背景:传统医学影像人工智能系统通常专注于高度特定的任务,且在新问题上泛化能力参差不齐。大语言模型(LLM)与视觉编码器的结合为解决这些挑战提供了可能。本研究提出一种方法,能够利用常规采集的医学影像及其关联文本报告进行高效的多模态模型训练,并赋予模型执行多样化任务的能力,生成丰富的表达性输出。该方法为新一代医学AI应用开辟了可能,支持包括高性能零样本和数据高效分类、语义搜索、视觉问答(VQA)以及放射学报告质量保证(QA)在内的工作流程。
Methods: Our approach, which we call Embeddings for Language/Image-aligned X-Rays, or “ELIXR”, leverages a language-aligned image encoder “grafted” via an adapter onto a fixed LLM, PaLM 2, to perform a broad range of tasks. We train this lightweight adapter architecture using images paired with corresponding free-text radiology reports from the MIMIC-CXR dataset. Evaluation of zero-shot and data-efficient classification was performed using the public CheXpert and ChestX-ray14 datasets, as well as a private dataset from five hospitals in India. Semantic search was evaluated across four themes using the MIMIC-CXR test set. VQA was evaluated using the VQA-RAD benchmark and the MIMIC-CXR test set. LLM output for report QA was evaluated on the MIMIC-CXR test set by a board-certified thoracic radiologist.
方法:我们提出的方法称为"语言/图像对齐X射线嵌入"(Embeddings for Language/Image-aligned X-Rays,简称ELIXR),通过适配器将语言对齐的图像编码器"嫁接"到固定的大语言模型PaLM 2上,以执行广泛任务。我们使用MIMIC-CXR数据集中图像与对应自由文本放射报告的配对数据,训练这种轻量级适配器架构。零样本和数据高效分类评估使用公开的CheXpert和ChestX-ray14数据集,以及来自印度五家医院的私有数据集完成。语义搜索评估基于MIMIC-CXR测试集在四个主题上进行。视觉问答(VQA)评估使用VQA-RAD基准和MIMIC-CXR测试集。报告问答的大语言模型输出由经认证的胸部放射科医师在MIMIC-CXR测试集上进行评估。

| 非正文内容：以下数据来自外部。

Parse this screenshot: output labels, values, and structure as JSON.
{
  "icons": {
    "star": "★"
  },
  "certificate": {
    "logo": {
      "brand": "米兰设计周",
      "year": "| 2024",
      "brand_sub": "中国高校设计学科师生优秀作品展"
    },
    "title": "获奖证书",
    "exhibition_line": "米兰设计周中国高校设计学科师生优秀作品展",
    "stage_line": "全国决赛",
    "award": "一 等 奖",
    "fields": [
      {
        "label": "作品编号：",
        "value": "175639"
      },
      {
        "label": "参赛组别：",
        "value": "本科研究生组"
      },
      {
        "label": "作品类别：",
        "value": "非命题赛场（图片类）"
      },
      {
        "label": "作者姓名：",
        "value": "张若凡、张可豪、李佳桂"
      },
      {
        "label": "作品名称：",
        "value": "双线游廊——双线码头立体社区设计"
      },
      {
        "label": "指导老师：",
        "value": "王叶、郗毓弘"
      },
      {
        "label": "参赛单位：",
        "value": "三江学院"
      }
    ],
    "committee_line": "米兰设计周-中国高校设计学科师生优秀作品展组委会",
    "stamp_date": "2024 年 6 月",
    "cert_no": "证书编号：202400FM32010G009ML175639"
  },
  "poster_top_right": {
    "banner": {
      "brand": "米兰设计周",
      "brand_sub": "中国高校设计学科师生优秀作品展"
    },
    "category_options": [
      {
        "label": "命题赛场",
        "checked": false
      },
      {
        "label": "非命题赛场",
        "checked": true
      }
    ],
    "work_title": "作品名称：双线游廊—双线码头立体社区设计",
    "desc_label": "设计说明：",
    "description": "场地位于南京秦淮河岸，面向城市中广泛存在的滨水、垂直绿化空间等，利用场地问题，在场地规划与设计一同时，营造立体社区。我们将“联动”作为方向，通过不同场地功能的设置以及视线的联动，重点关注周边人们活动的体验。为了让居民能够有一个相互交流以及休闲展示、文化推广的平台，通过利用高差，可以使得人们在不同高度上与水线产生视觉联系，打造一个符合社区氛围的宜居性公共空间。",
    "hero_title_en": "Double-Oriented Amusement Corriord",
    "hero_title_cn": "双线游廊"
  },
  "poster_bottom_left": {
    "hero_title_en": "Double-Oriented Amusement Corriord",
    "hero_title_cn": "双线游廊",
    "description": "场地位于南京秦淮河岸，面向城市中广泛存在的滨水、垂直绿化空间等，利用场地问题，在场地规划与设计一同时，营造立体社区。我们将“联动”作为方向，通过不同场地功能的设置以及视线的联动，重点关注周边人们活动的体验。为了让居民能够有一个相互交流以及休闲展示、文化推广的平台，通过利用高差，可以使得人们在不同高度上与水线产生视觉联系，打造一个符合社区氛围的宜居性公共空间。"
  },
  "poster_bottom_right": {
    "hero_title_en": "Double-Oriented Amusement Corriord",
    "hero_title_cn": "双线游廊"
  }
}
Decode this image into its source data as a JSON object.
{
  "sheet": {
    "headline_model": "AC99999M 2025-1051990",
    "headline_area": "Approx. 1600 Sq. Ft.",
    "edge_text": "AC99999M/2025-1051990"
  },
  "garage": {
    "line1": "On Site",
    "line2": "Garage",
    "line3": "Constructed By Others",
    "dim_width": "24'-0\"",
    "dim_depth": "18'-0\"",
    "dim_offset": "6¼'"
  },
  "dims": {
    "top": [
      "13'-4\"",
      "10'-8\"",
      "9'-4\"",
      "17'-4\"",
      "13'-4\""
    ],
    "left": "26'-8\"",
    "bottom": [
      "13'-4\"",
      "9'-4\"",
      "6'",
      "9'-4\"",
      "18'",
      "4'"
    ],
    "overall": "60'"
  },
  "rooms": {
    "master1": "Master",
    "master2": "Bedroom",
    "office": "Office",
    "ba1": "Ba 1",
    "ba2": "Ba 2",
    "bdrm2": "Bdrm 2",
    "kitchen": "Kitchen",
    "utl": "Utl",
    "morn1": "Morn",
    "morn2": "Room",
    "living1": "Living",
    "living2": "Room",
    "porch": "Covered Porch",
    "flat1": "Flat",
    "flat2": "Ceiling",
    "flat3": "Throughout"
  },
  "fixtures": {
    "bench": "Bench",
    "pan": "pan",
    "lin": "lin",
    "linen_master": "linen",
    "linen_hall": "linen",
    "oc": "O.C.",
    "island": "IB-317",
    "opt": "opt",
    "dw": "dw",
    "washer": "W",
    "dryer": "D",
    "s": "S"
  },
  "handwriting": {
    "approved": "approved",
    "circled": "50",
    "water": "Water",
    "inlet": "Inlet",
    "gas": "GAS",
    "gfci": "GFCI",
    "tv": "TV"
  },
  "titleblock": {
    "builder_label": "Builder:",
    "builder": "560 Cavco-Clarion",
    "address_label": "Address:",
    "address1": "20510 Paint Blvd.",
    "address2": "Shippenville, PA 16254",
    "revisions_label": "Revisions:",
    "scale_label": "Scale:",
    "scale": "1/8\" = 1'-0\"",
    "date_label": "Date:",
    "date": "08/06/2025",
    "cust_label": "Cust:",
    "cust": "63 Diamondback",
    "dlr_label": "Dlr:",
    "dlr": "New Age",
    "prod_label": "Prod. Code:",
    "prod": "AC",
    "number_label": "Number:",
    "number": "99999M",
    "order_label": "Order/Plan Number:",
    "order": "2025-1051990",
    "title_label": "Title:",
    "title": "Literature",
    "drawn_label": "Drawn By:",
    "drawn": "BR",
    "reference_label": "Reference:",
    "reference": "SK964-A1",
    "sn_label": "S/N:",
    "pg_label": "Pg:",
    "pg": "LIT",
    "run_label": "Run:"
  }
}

Results: ELIXR achieved state-of-the-art performance on zero-shot chest X-ray (CXR) classification (mean AUC of 0.850 across 13 findings), data-efficient CXR classification (mean AUCs of 0.893 and 0.898 across five findings (at elect as is, card iomega ly, consolidation, pleural effusion, and pulmonary edema) for $1%$ $\left(\sim2,200\right)$ images) and $10%$ (\ 22,000 images) training data), and semantic search (0.76 normalized discounted cumulative gain (NDCG) across nineteen queries, including perfect retrieval on twelve of them). Compared to existing data-efficient methods including supervised contrastive learning (SupCon), ELIXR required two orders of magnitude less data to reach similar performance. ELIXR also showed promise on CXR vision-language tasks, demonstrating overall accuracies of $58.7%$ and $62.5%$ on visual question answering and report quality assurance tasks, respectively. These results suggest that ELIXR is a robust and versatile approach to CXR AI.
结果:ELIXR在零样本胸部X光(CXR)分类(13项检测结果平均AUC为0.850)、数据高效CXR分类(5项检测结果(肺不张、心脏肥大、肺实变、胸腔积液和肺水肿)在$1%$ ($\sim2,200$张图像)和$10%$ (\ 22,000张图像)训练数据下的平均AUC分别为0.893和0.898)以及语义搜索(19个查询的标准化折损累积增益(NDCG)为0.76,其中12个实现完美检索)方面均达到最先进水平。与监督对比学习(SupCon)等现有数据高效方法相比,ELIXR仅需百分之一的数据量即可达到相近性能。ELIXR在CXR视觉-语言任务中也表现优异,视觉问答和报告质量保证任务的总体准确率分别达到$58.7%$和$62.5%$。这些结果表明ELIXR是一种稳健且多功能的CXR人工智能解决方案。
Conclusion: LLM-aligned multimodal models can unlock the value of chest X-rays paired with radiology reports to solve a variety of previously challenging tasks.
结论:与大语言模型对齐的多模态模型能够释放胸片与放射学报告配对数据的价值,解决一系列先前具有挑战性的任务。
Keywords: artificial intelligence, medical imaging, deep learning, natural language processing, chest X-ray, multimodal fusion, CLIP, BLIP-2
关键词: 人工智能 (Artificial Intelligence), 医学影像, 深度学习, 自然语言处理, 胸部X光, 多模态融合, CLIP, BLIP-2
Introduction
引言
The past decade has witnessed dramatic advances in artificial intelligence (AI) in medical imaging. Numerous deep learning systems have been developed that can achieve expert-level performance across a range of medical tasks1. However, clinical and technical limitations have resulted in an implementation gap that has impeded the impact of AI in real world health applications at scale2. Key challenges include the significant cost of curating high quality training datasets, restriction of AI development to narrow, highly specific tasks, difficulty in processing multimodal data, and limited interpret ability that has hampered effective human-AI interaction 3.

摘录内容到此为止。